One Overtime Rate Does Not Fit All:  Irregular and Short is Not in Style.

You may be shorted on overtime pay if your employer fails to correctly calculate the “regular rate of pay.”  Your stated hourly rate as a non-exempt employee is not the end of the calculation of your base rate for overtime purposes.  The hourly rate may be increased by bonuses added to your pay, even if those bonuses are discretionary.

Employers are often ignorant or worse, knowledgeable but non-compliant, when it comes to the correct calculation of this “regular rate of pay.”  A recent California case has resolved a conflict between the California Department of Labor Standards Enforcement calculation and the federal Fair Labor Standards Act [FLSA] standard for calculation.  Alvarado v. Dart Container Corp. [1/14/16, CA Ct. of Appeal].
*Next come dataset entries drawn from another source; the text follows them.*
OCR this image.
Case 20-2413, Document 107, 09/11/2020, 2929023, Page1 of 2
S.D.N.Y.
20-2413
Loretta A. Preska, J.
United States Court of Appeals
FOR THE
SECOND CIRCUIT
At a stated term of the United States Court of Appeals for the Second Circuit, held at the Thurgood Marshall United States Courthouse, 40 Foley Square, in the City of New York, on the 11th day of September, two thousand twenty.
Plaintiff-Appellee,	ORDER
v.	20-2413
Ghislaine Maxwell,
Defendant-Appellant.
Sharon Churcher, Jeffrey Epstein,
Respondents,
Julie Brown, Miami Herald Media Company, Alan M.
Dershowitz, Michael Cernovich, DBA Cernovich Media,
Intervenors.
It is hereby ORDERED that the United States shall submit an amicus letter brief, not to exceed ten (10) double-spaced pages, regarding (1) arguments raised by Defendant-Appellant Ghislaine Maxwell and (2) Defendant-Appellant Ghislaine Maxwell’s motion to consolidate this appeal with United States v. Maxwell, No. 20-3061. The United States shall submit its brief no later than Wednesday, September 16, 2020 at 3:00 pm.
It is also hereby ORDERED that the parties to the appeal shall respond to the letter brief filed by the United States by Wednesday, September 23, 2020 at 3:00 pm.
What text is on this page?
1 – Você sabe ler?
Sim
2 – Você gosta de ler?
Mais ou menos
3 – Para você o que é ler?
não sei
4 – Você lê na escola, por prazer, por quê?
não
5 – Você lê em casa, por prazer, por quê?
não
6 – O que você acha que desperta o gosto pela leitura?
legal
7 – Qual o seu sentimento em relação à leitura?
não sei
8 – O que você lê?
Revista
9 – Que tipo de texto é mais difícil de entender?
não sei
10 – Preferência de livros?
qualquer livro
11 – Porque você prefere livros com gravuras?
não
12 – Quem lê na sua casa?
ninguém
Although the Alvarado case was a set back for employees, it makes instructive reading to understand how employers can be exposed to major wage violations on a class action basis if years go by with underpayment of the correct overtime rate.  Here is the basic FLSA formula:

Overtime Rate Formula

Total hours worked in the workweek.  Total of all forms of compensation paid in that workweek, including all bonus money.  All compensation divided by all hours equals the regular rate of pay.  This number then is used to calculate the overtime premium rate.

This “regular rate of pay” is used for other purposes too, such as your paid hourly rate for calculating your sick leave pay under the recent (2015) California Paid Sick Leave Act [PSLA].